Deep in the remotest reaches of West Antarctica, a frozen giant the size of Britain is crumbling — and scientists are running out of time to figure out what happens next.
Thwaites Glacier, already responsible for 4% of all global sea-level rise, is at the center of an urgent international research effort to determine whether its catastrophic collapse is inevitable — and if so, when.
The glacier’s eastern ice shelf, a floating extension that has long helped brace the main ice mass against warm ocean water, could break away at any moment.
The loss of that ice shelf would remove a critical buttress, potentially accelerating the glacier’s retreat and setting off a chain reaction with global consequences. Scientists warn that if Thwaites collapses entirely, it could trigger a wider collapse of the entire West Antarctic Ice Sheet, driving average global sea levels up by more than 3 meters — a transformation that would redraw coastlines around the planet.
“The loss of Antarctica’s doomsday glacier would transform our planet,” reads the description of a new feature in New Scientist. “Now scientists are revealing the secrets of this remotest of places, and asking the question: is its demise inevitable?”
Thwaites, which spans about 80 miles across, is the widest glacier on Earth. It sits in the Amundsen Sea sector of West Antarctica, a region that has long concerned glaciologists because much of its ice rests on bedrock below sea level — making it inherently vulnerable to warm ocean currents eating away at its underbelly.
The International Thwaites Glacier Collaboration, a joint U.S.-U.K. research program comprising nine projects, has been leading the charge to understand whether the glacier’s collapse could begin in the next few decades or stretch over centuries. The nearest permanently occupied research station to Thwaites is more than 1,000 miles away, underscoring the logistical hurdles scientists face in studying one of the planet’s most inaccessible places.

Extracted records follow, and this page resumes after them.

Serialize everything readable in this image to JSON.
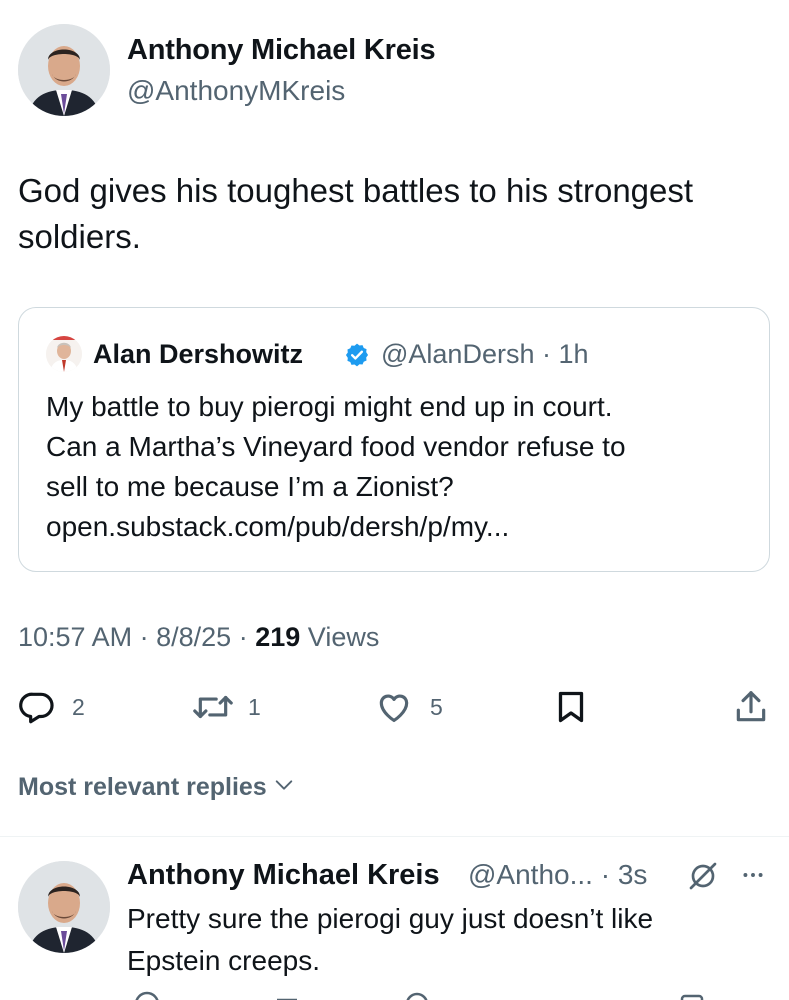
{
  "tweet": {
    "author_name": "Anthony Michael Kreis",
    "author_handle": "@AnthonyMKreis",
    "text": "God gives his toughest battles to his strongest soldiers.",
    "time": "10:57 AM",
    "sep1": "·",
    "date": "8/8/25",
    "sep2": "·",
    "views_count": "219",
    "views_label": "Views"
  },
  "quote": {
    "author_name": "Alan Dershowitz",
    "verified_icon": "verified-badge-icon",
    "handle_time": "@AlanDersh · 1h",
    "text_lines": [
      "My battle to buy pierogi might end up in court.",
      "Can a Martha’s Vineyard food vendor refuse to",
      "sell to me because I’m a Zionist?",
      "open.substack.com/pub/dersh/p/my..."
    ]
  },
  "actions": {
    "reply_count": "2",
    "retweet_count": "1",
    "like_count": "5"
  },
  "replies_sort": {
    "label": "Most relevant replies",
    "icon": "chevron-down-icon"
  },
  "reply": {
    "author_name": "Anthony Michael Kreis",
    "handle_time": "@Antho... · 3s",
    "text_lines": [
      "Pretty sure the pierogi guy just doesn’t like",
      "Epstein creeps."
    ]
  },
  "colors": {
    "secondary_text": "#536471",
    "primary_text": "#0f1419",
    "verified_blue": "#1d9bf0",
    "border": "#cfd9de"
  }
}
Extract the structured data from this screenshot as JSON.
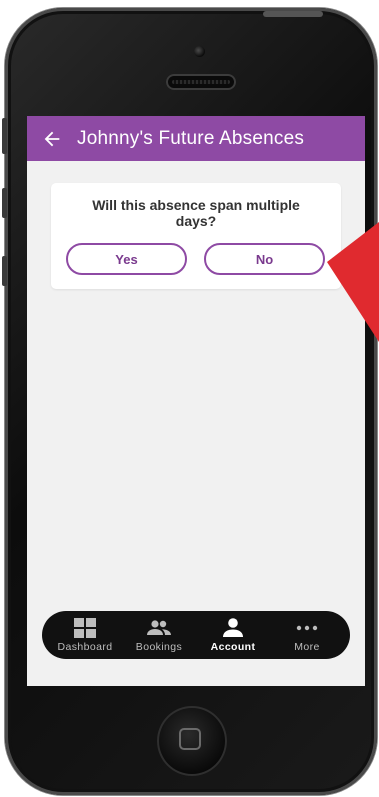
{
  "header": {
    "back_icon": "arrow-left-icon",
    "title": "Johnny's Future Absences"
  },
  "prompt_card": {
    "question": "Will this absence span multiple days?",
    "yes_label": "Yes",
    "no_label": "No"
  },
  "bottom_nav": {
    "items": [
      {
        "label": "Dashboard",
        "icon": "dashboard-grid-icon"
      },
      {
        "label": "Bookings",
        "icon": "people-icon"
      },
      {
        "label": "Account",
        "icon": "person-icon",
        "active": true
      },
      {
        "label": "More",
        "icon": "more-dots-icon"
      }
    ]
  },
  "colors": {
    "accent": "#8e4aa4",
    "screen_bg": "#f1f1f1",
    "nav_bg": "#111111",
    "pointer": "#e02a2f"
  }
}
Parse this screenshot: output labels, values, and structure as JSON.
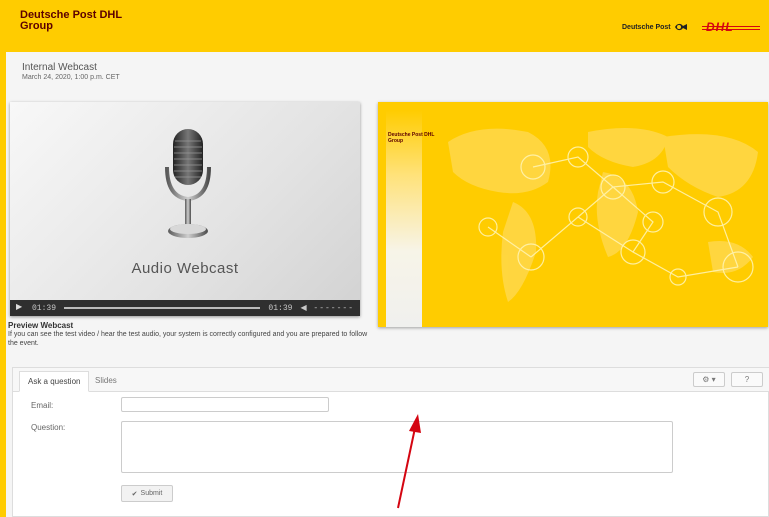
{
  "header": {
    "brand_line1": "Deutsche Post DHL",
    "brand_line2": "Group",
    "dp_logo_text": "Deutsche Post",
    "dhl_logo_text": "DHL",
    "brand_color": "#ffcc00",
    "dhl_red": "#d40511"
  },
  "event": {
    "title": "Internal Webcast",
    "subtitle": "March 24, 2020, 1:00 p.m. CET"
  },
  "player": {
    "label": "Audio Webcast",
    "time_current": "01:39",
    "time_total": "01:39",
    "volume_glyph": "◀ -------",
    "play_icon": "play-icon",
    "progress": 1.0
  },
  "slides": {
    "brand_line1": "Deutsche Post DHL",
    "brand_line2": "Group"
  },
  "preview": {
    "title": "Preview Webcast",
    "text": "If you can see the test video / hear the test audio, your system is correctly configured and you are prepared to follow the event."
  },
  "qa_panel": {
    "tabs": [
      {
        "label": "Ask a question",
        "active": true
      },
      {
        "label": "Slides",
        "active": false
      }
    ],
    "gear_label": "⚙ ▾",
    "help_label": "?",
    "email_label": "Email:",
    "email_value": "",
    "question_label": "Question:",
    "question_value": "",
    "submit_label": "Submit"
  },
  "annotation": {
    "arrow_color": "#d40511"
  }
}
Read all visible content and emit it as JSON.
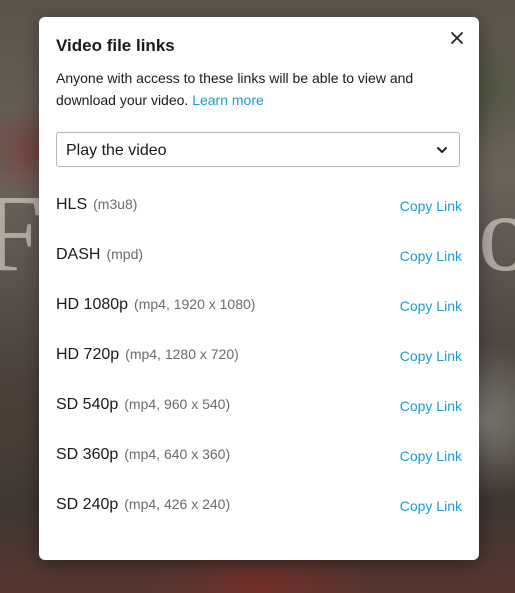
{
  "modal": {
    "title": "Video file links",
    "description": "Anyone with access to these links will be able to view and download your video.",
    "learn_more": "Learn more",
    "close_icon": "close-icon"
  },
  "select": {
    "value": "Play the video",
    "chevron_icon": "chevron-down-icon"
  },
  "links": [
    {
      "name": "HLS",
      "meta": "(m3u8)",
      "action": "Copy Link"
    },
    {
      "name": "DASH",
      "meta": "(mpd)",
      "action": "Copy Link"
    },
    {
      "name": "HD 1080p",
      "meta": "(mp4, 1920 x 1080)",
      "action": "Copy Link"
    },
    {
      "name": "HD 720p",
      "meta": "(mp4, 1280 x 720)",
      "action": "Copy Link"
    },
    {
      "name": "SD 540p",
      "meta": "(mp4, 960 x 540)",
      "action": "Copy Link"
    },
    {
      "name": "SD 360p",
      "meta": "(mp4, 640 x 360)",
      "action": "Copy Link"
    },
    {
      "name": "SD 240p",
      "meta": "(mp4, 426 x 240)",
      "action": "Copy Link"
    }
  ],
  "colors": {
    "link": "#1a9bd7",
    "text": "#1a1a1a",
    "muted": "#6b6b6b"
  }
}
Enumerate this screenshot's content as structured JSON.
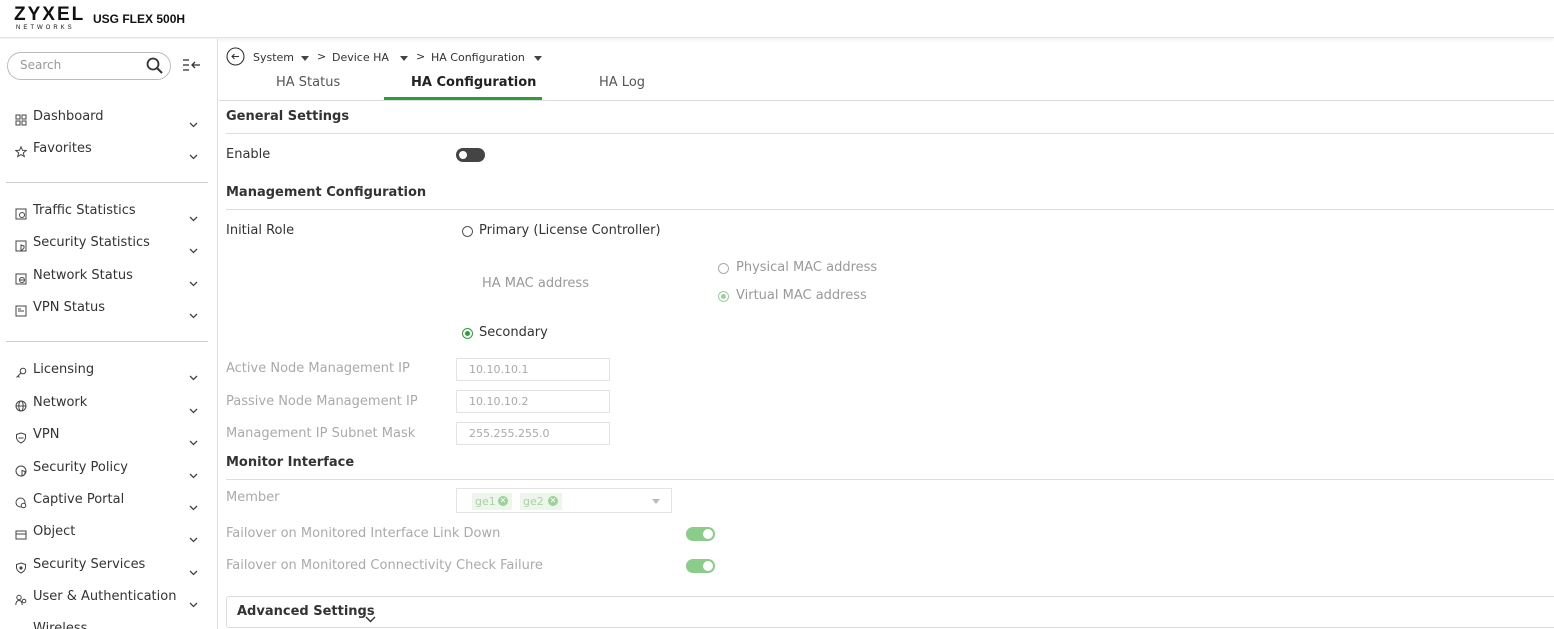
{
  "header": {
    "brand": "ZYXEL",
    "brand_sub": "NETWORKS",
    "model": "USG FLEX 500H"
  },
  "sidebar": {
    "search_placeholder": "Search",
    "items": [
      {
        "label": "Dashboard",
        "icon": "dashboard-icon"
      },
      {
        "label": "Favorites",
        "icon": "star-icon"
      },
      {
        "label": "Traffic Statistics",
        "icon": "traffic-statistics-icon"
      },
      {
        "label": "Security Statistics",
        "icon": "security-statistics-icon"
      },
      {
        "label": "Network Status",
        "icon": "network-status-icon"
      },
      {
        "label": "VPN Status",
        "icon": "vpn-status-icon"
      },
      {
        "label": "Licensing",
        "icon": "key-icon"
      },
      {
        "label": "Network",
        "icon": "globe-icon"
      },
      {
        "label": "VPN",
        "icon": "shield-icon"
      },
      {
        "label": "Security Policy",
        "icon": "security-policy-icon"
      },
      {
        "label": "Captive Portal",
        "icon": "captive-portal-icon"
      },
      {
        "label": "Object",
        "icon": "object-icon"
      },
      {
        "label": "Security Services",
        "icon": "security-services-icon"
      },
      {
        "label": "User & Authentication",
        "icon": "users-icon"
      },
      {
        "label": "Wireless",
        "icon": "wireless-icon"
      }
    ]
  },
  "breadcrumb": {
    "items": [
      "System",
      "Device HA",
      "HA Configuration"
    ]
  },
  "tabs": [
    {
      "label": "HA Status",
      "active": false
    },
    {
      "label": "HA Configuration",
      "active": true
    },
    {
      "label": "HA Log",
      "active": false
    }
  ],
  "general": {
    "title": "General Settings",
    "enable_label": "Enable",
    "enabled": false
  },
  "management": {
    "title": "Management Configuration",
    "initial_role_label": "Initial Role",
    "role_primary": "Primary (License Controller)",
    "ha_mac_label": "HA MAC address",
    "mac_physical": "Physical MAC address",
    "mac_virtual": "Virtual MAC address",
    "selected_mac": "Virtual MAC address",
    "role_secondary": "Secondary",
    "selected_role": "Secondary",
    "active_ip_label": "Active Node Management IP",
    "active_ip": "10.10.10.1",
    "passive_ip_label": "Passive Node Management IP",
    "passive_ip": "10.10.10.2",
    "subnet_label": "Management IP Subnet Mask",
    "subnet": "255.255.255.0"
  },
  "monitor": {
    "title": "Monitor Interface",
    "member_label": "Member",
    "members": [
      "ge1",
      "ge2"
    ],
    "failover_link_label": "Failover on Monitored Interface Link Down",
    "failover_link": true,
    "failover_check_label": "Failover on Monitored Connectivity Check Failure",
    "failover_check": true
  },
  "advanced": {
    "label": "Advanced Settings"
  },
  "colors": {
    "accent": "#2e9e3a",
    "toggle_off": "#444444",
    "toggle_on_disabled": "#8ccc8a"
  }
}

In January, a team of researchers from the U.K. and South Korea reached the least-understood part of the glacier to drill through the ice and directly observe how warm ocean water is melting it from below. The glacier is thousands of meters thick in places, and if it were to collapse, global sea levels would rise by at least 65 centimeters from Thwaites alone.
But the bigger fear is the domino effect. Thwaites acts as a cork holding back the vast West Antarctic Ice Sheet, which contains enough ice to raise sea levels by nearly 17 feet — more than 5 meters. If that cork pops, the consequences would be felt in every coastal city on Earth.
Recent research has revealed that the Thwaites Eastern Ice Shelf — the glacier’s last floating extension into the ocean — is destabilizing not primarily from melting below, as previously thought, but from rapidly widening cracks. That finding has shifted scientists’ understanding of how the glacier might fail, suggesting that mechanical failure could outpace thermal melting.
Other studies have probed extreme scenarios to test the glacier’s resilience. In one simulation, researchers removed all ocean melting entirely over a 150-year period and still found that Thwaites and neighboring Pine Island Glacier continued to lose ice. In another modeling exercise, when Thwaites collapsed first, it created enough flux to sustain an ice shelf that temporarily buffered some of the destabilizing effects — though ultimately, the collapse remained underway.
The timeline remains deeply uncertain. Some models suggest Thwaites could lose its grip on an underwater seamount within the next decade, a development that could set off a rapid retreat. Other projections indicate that a full collapse is unlikely within the next few decades but that retreat will accelerate through the 21st and 22nd centuries. Still, researchers caution that a general collapse of the West Antarctic Ice Sheet over that timeframe “cannot be ruled out.”
One study published in January found that if ocean temperatures warm by more than 2 degrees Celsius above current levels, Thwaites could collapse before 2100. With present-day ocean thermal forcing held constant over multiple centuries, models suggest large parts of the West Antarctic Ice Sheet could deglaciate, raising global mean sea level by at least a meter.
The stakes could hardly be higher. More than 3 meters of sea-level rise would inundate low-lying coastal regions from Miami to Mumbai, displace tens of millions of people and reshape the global map. For the scientists racing to understand Thwaites, the question is no longer whether the glacier is changing — it’s how fast, and whether anything can stop it.